We started out with 4 young “New Zealand” rabbits – 3 does and a buck. The reason that I put New Zealand in quotes is because we did not buy pedigreed stock from a breeder. We bought Easter bunnies which we found in online classifieds. However our rabbits conform pretty well to the New Zealand standard. New Zealands are especially good for meat production, and make good mothers – not very nervous or prone to lose, abandon, or kill their litters like some other breeds might often do. New Zealands are the stereotypical “white Rabbits”.
We’ve just completed one “cycle” of backyard rabbit raising and I thought that some of you might be interested in how it comes out in the real world.
We raised a total of 10 baby rabbits from two litters.
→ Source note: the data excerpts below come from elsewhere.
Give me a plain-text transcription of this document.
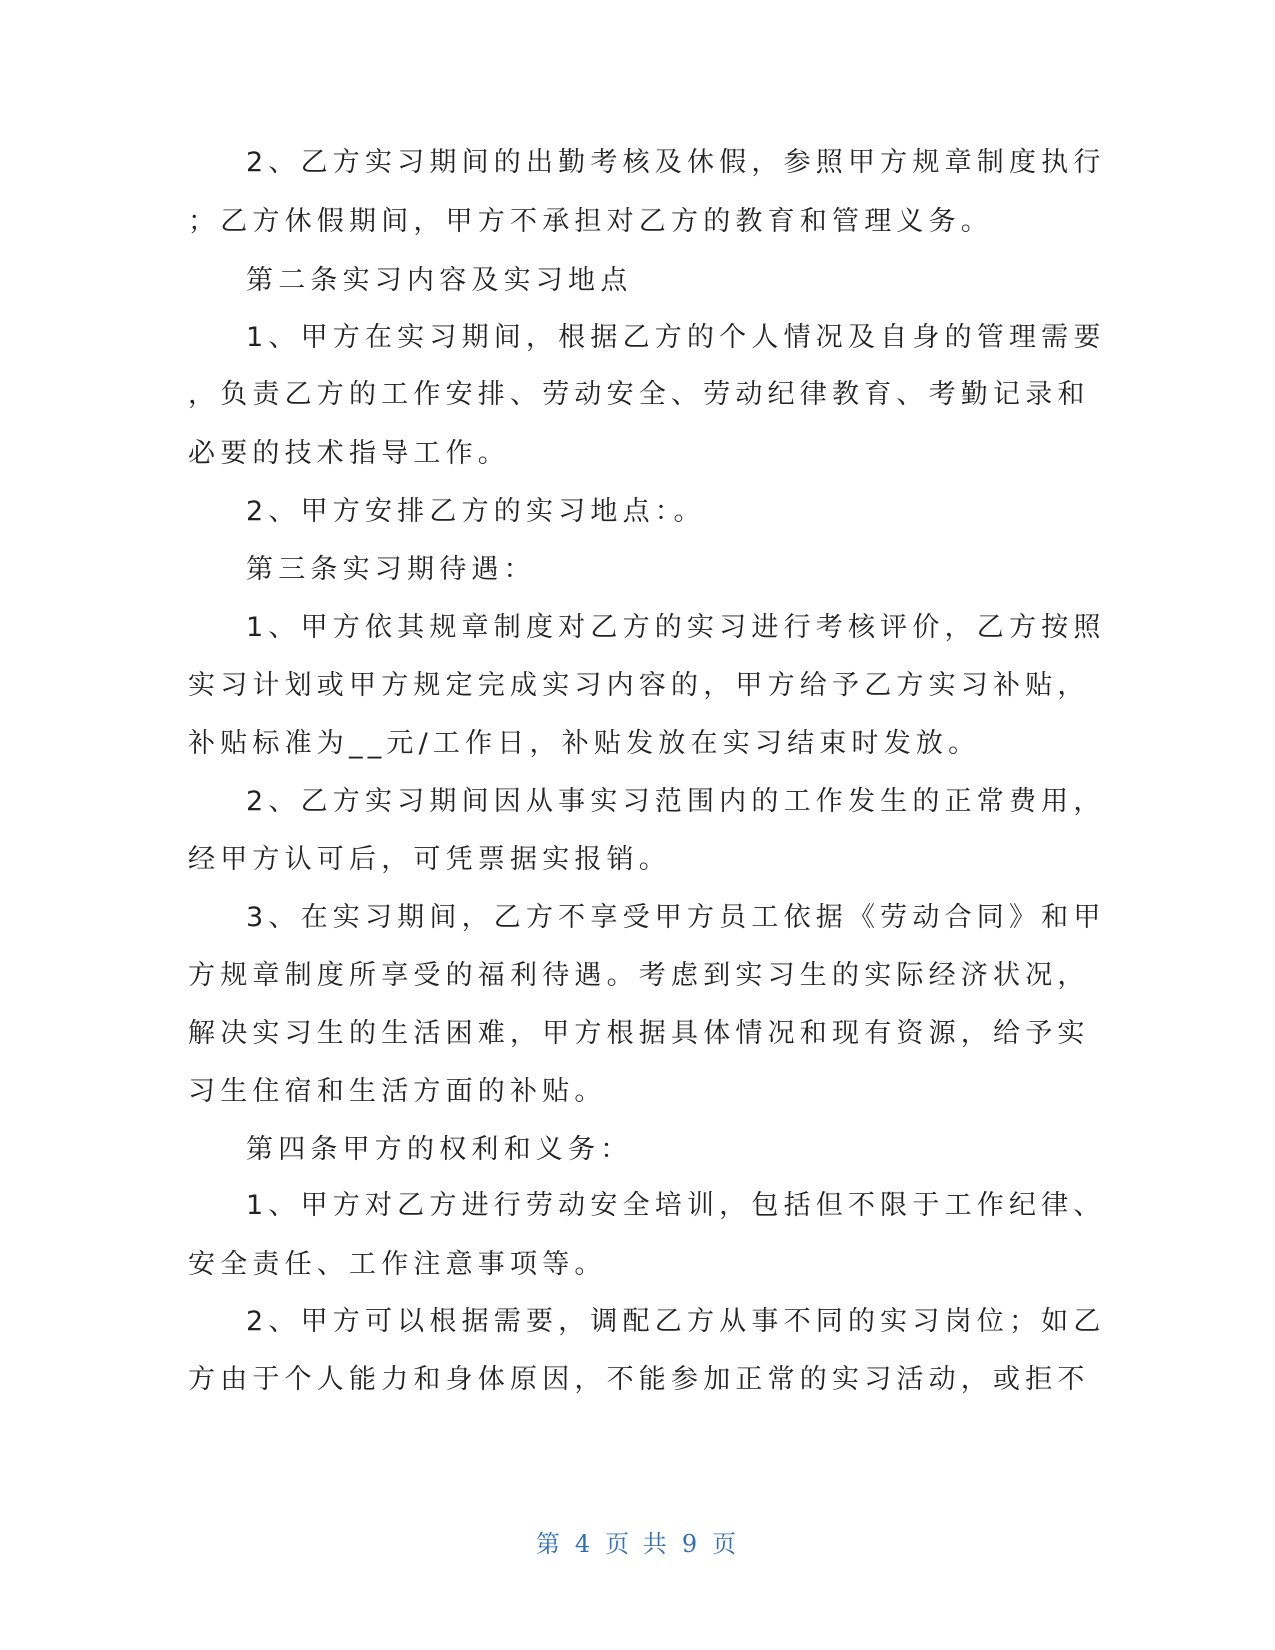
2、乙方实习期间的出勤考核及休假，参照甲方规章制度执行
；乙方休假期间，甲方不承担对乙方的教育和管理义务。
第二条实习内容及实习地点
1、甲方在实习期间，根据乙方的个人情况及自身的管理需要
，负责乙方的工作安排、劳动安全、劳动纪律教育、考勤记录和
必要的技术指导工作。
2、甲方安排乙方的实习地点：。
第三条实习期待遇：
1、甲方依其规章制度对乙方的实习进行考核评价，乙方按照
实习计划或甲方规定完成实习内容的，甲方给予乙方实习补贴，
补贴标准为__元/工作日，补贴发放在实习结束时发放。
2、乙方实习期间因从事实习范围内的工作发生的正常费用，
经甲方认可后，可凭票据实报销。
3、在实习期间，乙方不享受甲方员工依据《劳动合同》和甲
方规章制度所享受的福利待遇。考虑到实习生的实际经济状况，
解决实习生的生活困难，甲方根据具体情况和现有资源，给予实
习生住宿和生活方面的补贴。
第四条甲方的权利和义务：
1、甲方对乙方进行劳动安全培训，包括但不限于工作纪律、
安全责任、工作注意事项等。
2、甲方可以根据需要，调配乙方从事不同的实习岗位；如乙
方由于个人能力和身体原因，不能参加正常的实习活动，或拒不
第 4 页 共 9 页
In the 10 weeks beginning with when the two mothers were first bred we fed 3 – 50 lb bags of commercial rabbit feed at $15 per bag – for a total of $49.00 more or less including tax.
As soon as the bunnies were old enough to ween (7-8 weeks) we advertised them for sale on Internet classifieds and eventually sold 4 for a total of $38.00. When the babies were 10 weeks old they were almost as big as their mothers, and the time had come when they could no longer remain in the same cages with them any longer. We would have been happy to have sold all of them if possible, but the plan had always been to use any that we couldn’t sell by 10 weeks for food. So that is what we did.
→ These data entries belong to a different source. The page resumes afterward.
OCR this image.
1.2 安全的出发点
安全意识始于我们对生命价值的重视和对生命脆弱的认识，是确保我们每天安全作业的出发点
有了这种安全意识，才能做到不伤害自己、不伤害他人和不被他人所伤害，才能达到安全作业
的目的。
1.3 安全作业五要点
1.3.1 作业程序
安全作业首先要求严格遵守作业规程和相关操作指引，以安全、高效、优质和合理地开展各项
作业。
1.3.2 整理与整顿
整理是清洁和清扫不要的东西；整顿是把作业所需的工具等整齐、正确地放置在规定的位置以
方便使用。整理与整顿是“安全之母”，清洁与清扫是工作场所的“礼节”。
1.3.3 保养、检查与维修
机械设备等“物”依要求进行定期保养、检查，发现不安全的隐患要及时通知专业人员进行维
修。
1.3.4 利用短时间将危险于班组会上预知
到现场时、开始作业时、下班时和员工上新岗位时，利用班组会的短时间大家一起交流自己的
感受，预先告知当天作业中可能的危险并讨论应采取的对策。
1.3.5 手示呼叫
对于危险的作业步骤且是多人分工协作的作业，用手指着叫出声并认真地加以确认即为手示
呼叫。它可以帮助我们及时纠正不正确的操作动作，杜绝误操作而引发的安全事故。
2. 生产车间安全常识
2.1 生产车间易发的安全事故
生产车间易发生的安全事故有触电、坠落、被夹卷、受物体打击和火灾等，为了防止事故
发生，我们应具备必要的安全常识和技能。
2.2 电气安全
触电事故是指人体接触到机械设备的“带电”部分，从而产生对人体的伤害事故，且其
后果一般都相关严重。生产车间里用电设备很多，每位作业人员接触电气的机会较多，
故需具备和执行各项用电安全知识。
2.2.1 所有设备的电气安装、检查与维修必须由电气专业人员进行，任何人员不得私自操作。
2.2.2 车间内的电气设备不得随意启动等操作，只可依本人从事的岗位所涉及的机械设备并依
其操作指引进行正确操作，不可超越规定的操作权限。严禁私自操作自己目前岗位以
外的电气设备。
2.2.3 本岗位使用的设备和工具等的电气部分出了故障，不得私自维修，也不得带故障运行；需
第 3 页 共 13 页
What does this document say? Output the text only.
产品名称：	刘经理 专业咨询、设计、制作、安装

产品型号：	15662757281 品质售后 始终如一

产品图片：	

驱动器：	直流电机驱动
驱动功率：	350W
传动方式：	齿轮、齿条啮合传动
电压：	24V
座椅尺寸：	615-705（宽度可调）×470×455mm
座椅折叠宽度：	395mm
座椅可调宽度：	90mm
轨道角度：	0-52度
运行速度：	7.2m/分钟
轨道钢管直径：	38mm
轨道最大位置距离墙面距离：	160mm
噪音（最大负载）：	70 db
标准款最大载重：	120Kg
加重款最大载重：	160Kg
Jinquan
The remaining 6 rabbits yielded about 18 pounds dressed weight of meat at a total cost of 61 cents per pound based upon the cost of rabbit food minus the proceeds from the sale of live rabbits.
In addition we also got quite a lot of weed free high quality organic fertilizer for our garden. According to the university of Maine ag department fresh rabbit manure has an analysis of 2.4-1.4-0.6 NPK ratio which is about 1/2 that of store bought “organic” fertilizer from the home improvement store – which is actually pasteurized, processed chicken feathers, manure, and by products from a commercial factory farm. If you compare it to that stuff we got an easy $25 worth of fertilizer out of the deal.
So to sum up:
- We bought $50 worth of feed
- We sold $38 worth of live rabbits
- We got to use $25 worth of organic fertilizer
- We harvested 18 pounds of dressed rabbit meat
In addition to the breeding does and their litters we were also maintaining the buck / sire, and one idle (unbred) doe during the same time period – both of which were also fed out of the same allotment of rabbit feed as the working does and bunnies. So the total feed conversion rate of our little rabbitry was about 5 pounds of feed consumed per each pound of dressed meat produced – including what would have been yielded by the 4 that we sold. Really not too bad for a very small first effort.
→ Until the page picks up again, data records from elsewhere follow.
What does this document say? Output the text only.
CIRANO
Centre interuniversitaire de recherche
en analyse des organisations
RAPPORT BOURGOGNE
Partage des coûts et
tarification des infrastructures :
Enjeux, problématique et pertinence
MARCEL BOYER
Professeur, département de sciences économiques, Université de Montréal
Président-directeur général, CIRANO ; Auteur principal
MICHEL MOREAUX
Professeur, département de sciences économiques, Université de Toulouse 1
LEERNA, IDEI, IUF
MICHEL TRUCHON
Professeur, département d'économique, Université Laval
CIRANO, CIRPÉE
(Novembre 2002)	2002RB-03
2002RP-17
I might point out that even though this isn’t all that bad (nor all that great) That we can conceivably improve our efficiency in the future. For one thing we won’t usually have an unbred doe just taking up space and consuming food. Also, 5 offspring per litter is low, and I believe that will improve – these are first litters for these does, and subsequent litters are likely to be larger. Also there is a breeding technique that I wasn’t previously aware of that is supposed to increase the litter size.
Obviously I’m not including the cost of the initial investment in cages and other equipment or breeding stock. Even so this is certainly not a get rich quick scheme, and if you value your time at all then it’s an exercise in futility. You would certainly be better off financially to work an hour or two of over time and just buy your food at Wal-Mart. Of course from that point of view it’s probably also cheaper to just feed your kids happy meals than to fix them a home cooked supper. Though if that’s how you looked at it you wouldn’t be reading this blog would you.